Bayesian Hierarchical Model for Synthesizing Registry and Survey Data on Female Breast Cancer Prevalence

In public health, it is critical for policymakers to assess the relationship between the disease prevalence and associated risk factors or clinical characteristics, facilitating effective resources allocation. However, for diseases like female breast cancer (FBC), reliable prevalence data at specific geographical levels, such as the county-level, are limited because the gold standard data typically come from long-term cancer registries, which do not necessarily collect needed risk factors. In addition, it remains unclear whether fitting each model separately or jointly results in better estimation. In this paper, we identify two data sources to produce reliable county-level prevalence estimates in Missouri, USA: the population-based Missouri Cancer Registry (MCR) and the survey-based Missouri County-Level Study (CLS). We propose a two-stage Bayesian model to synthesize these sources, accounting for their differences in the methodological design, case definitions, and collected information. The first stage involves estimating the county-level FBC prevalence using the raking method for CLS data and the counting method for MCR data, calibrating the differences in the methodological design and case definition. The second stage includes synthesizing two sources with different sets of covariates using a Bayesian generalized linear mixed model with Zeller-Siow prior for the coefficients. Our data analyses demonstrate that using both data sources have better results than at least one data source, and including a data source membership matters when there exist systematic differences in these sources. Finally, we translate results into policy making and discuss methodological differences for data synthesis of registry and survey data.

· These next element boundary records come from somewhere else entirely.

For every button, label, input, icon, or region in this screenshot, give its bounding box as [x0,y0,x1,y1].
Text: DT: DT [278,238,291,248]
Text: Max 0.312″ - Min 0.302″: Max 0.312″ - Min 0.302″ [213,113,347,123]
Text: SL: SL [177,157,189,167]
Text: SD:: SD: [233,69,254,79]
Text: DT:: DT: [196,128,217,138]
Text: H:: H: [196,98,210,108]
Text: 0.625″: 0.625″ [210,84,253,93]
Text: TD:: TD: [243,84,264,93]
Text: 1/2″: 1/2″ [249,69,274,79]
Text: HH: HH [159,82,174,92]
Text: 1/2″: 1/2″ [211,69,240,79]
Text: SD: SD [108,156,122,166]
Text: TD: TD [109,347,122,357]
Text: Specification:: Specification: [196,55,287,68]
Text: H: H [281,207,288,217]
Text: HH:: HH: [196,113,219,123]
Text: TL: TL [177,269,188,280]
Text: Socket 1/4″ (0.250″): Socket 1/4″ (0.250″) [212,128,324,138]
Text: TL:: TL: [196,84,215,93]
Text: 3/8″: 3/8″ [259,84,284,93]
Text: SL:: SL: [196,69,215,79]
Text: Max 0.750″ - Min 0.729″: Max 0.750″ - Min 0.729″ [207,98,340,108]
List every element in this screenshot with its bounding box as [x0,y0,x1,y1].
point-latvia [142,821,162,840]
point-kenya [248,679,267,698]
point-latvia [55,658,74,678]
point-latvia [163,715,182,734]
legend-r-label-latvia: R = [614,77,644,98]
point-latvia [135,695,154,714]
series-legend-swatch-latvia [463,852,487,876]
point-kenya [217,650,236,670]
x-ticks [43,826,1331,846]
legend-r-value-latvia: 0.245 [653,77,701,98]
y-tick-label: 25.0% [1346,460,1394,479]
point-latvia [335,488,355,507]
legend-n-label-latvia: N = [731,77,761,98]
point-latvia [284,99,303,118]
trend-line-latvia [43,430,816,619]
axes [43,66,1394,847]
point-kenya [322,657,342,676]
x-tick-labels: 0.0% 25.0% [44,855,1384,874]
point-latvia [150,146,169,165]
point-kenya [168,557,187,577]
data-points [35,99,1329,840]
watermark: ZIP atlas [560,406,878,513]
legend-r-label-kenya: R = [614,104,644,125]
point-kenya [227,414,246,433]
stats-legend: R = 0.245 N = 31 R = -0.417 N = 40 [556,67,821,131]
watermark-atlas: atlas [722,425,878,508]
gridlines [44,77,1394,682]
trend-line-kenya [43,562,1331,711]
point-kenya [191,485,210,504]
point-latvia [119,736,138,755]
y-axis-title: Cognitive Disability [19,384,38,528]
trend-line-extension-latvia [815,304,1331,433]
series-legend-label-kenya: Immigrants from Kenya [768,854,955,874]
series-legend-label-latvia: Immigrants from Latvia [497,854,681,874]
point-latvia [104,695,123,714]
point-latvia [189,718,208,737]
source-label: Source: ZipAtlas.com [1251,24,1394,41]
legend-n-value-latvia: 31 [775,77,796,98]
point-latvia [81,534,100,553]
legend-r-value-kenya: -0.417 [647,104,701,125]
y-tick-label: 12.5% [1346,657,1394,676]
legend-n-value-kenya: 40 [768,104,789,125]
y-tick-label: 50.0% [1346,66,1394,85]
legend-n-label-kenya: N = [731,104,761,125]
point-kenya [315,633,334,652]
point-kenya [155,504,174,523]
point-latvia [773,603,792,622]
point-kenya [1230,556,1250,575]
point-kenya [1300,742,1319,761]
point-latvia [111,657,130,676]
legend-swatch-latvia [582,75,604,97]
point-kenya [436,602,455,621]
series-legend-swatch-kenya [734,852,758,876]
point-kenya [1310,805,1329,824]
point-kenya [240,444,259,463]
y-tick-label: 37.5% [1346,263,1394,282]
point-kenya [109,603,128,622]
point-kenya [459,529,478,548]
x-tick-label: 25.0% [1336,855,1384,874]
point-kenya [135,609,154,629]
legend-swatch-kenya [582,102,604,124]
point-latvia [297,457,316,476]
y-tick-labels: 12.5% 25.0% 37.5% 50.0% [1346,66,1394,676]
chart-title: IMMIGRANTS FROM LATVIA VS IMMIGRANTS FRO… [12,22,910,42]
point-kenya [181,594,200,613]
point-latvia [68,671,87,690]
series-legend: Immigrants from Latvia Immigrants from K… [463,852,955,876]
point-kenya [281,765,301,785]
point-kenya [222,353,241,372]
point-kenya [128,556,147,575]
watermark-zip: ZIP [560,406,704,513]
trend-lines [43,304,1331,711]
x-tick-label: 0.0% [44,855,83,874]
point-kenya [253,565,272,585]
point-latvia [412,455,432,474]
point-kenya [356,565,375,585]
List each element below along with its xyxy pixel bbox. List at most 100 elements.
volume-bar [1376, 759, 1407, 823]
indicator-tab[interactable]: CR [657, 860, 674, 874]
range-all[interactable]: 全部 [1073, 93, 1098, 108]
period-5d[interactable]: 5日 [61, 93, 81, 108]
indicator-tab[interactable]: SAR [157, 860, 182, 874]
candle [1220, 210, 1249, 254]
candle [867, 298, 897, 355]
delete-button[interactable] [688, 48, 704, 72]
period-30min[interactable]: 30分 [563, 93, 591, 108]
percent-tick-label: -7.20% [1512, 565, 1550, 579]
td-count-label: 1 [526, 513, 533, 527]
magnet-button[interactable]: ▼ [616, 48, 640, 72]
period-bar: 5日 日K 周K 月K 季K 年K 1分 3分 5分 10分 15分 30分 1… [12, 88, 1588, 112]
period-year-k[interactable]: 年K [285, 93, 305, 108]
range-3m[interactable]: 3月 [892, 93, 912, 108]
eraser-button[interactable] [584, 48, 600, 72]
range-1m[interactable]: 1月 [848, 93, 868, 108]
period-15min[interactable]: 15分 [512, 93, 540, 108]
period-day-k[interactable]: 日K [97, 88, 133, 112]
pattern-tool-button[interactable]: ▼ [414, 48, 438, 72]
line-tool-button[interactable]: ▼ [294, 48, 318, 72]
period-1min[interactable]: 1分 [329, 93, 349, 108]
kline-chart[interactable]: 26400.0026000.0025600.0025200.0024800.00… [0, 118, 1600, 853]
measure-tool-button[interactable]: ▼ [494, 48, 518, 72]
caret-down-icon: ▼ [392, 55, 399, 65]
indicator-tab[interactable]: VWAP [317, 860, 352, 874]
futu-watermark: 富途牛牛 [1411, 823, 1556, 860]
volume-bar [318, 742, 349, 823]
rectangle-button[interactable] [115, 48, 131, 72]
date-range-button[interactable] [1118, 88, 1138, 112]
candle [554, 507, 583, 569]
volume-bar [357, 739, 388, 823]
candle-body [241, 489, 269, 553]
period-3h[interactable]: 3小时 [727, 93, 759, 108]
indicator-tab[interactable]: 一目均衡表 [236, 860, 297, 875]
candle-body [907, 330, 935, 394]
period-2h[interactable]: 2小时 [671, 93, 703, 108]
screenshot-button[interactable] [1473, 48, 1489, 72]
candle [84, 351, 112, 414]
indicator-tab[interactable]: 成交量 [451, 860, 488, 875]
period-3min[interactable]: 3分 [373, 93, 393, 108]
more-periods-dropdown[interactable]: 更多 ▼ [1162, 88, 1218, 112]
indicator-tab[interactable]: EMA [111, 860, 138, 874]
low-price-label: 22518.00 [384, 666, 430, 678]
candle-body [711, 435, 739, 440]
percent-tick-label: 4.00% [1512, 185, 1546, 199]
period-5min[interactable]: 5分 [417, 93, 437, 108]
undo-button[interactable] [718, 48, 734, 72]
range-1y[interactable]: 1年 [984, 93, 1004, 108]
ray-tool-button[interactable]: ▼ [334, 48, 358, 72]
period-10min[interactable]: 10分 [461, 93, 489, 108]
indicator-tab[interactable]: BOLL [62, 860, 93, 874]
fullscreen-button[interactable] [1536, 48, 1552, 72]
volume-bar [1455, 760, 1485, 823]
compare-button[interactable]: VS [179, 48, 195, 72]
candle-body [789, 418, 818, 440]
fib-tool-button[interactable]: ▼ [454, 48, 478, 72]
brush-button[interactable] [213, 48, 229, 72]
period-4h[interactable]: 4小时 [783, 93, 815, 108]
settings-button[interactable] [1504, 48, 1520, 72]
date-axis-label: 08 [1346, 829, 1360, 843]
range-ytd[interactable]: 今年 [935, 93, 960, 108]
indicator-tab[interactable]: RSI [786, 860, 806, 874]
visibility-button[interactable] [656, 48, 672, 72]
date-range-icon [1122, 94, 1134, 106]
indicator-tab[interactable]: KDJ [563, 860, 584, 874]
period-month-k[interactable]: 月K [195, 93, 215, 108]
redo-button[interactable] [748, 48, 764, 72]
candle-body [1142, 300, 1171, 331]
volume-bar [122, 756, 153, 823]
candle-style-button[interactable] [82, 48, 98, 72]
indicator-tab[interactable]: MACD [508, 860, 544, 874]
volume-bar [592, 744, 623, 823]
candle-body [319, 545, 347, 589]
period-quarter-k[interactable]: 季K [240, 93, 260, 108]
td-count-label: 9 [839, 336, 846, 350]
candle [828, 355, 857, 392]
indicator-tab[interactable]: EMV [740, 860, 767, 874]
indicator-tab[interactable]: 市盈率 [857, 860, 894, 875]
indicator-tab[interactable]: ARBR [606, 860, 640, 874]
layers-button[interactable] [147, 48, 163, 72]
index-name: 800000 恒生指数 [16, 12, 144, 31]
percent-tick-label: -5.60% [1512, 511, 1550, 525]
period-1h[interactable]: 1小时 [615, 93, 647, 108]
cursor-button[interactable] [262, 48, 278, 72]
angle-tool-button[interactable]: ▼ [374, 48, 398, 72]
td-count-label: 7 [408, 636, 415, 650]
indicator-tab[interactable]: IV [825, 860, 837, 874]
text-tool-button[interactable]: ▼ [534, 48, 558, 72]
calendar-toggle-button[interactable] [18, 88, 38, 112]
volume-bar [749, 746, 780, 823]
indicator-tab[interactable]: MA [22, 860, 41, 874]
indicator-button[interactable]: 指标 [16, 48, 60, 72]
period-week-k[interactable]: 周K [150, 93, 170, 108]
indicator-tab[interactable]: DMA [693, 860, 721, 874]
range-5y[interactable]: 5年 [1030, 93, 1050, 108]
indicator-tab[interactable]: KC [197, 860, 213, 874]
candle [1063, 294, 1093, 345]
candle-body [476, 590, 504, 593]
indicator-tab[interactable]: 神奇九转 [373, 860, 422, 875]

翻译：在公共卫生领域，政策制定者评估疾病患病率与相关风险因素或临床特征之间的关系至关重要，这有助于实现资源的有效配置。然而，对于女性乳腺癌这类疾病，在县级等特定地理层级上可靠的患病率数据十分有限，因为金标准数据通常来自长期癌症登记系统，而这些系统未必收集所需的风险因素信息。此外，分别拟合模型与联合建模哪种方式能获得更优估计仍不明确。本文选取美国密苏里州的两个数据源以生成可靠的县级患病率估计：基于人群的密苏里癌症登记系统（MCR）和基于调查的密苏里县级研究（CLS）。我们提出一个两阶段贝叶斯模型来融合这两个数据源，同时考虑其在方法学设计、病例定义和信息收集方面的差异。第一阶段通过CLS数据的raking方法与MCR数据的计数方法估计县级女性乳腺癌患病率，以校准方法学设计和病例定义的差异。第二阶段采用带有Zeller-Siow先验系数的贝叶斯广义线性混合模型，融合具有不同协变量集合的两个数据源。数据分析表明，联合使用两个数据源比仅使用单一数据源能获得更优结果；当数据源存在系统性差异时，纳入数据源隶属关系变量具有重要影响。最后，我们将研究结果转化为政策建议，并探讨了登记数据与调查数据在融合过程中的方法学差异。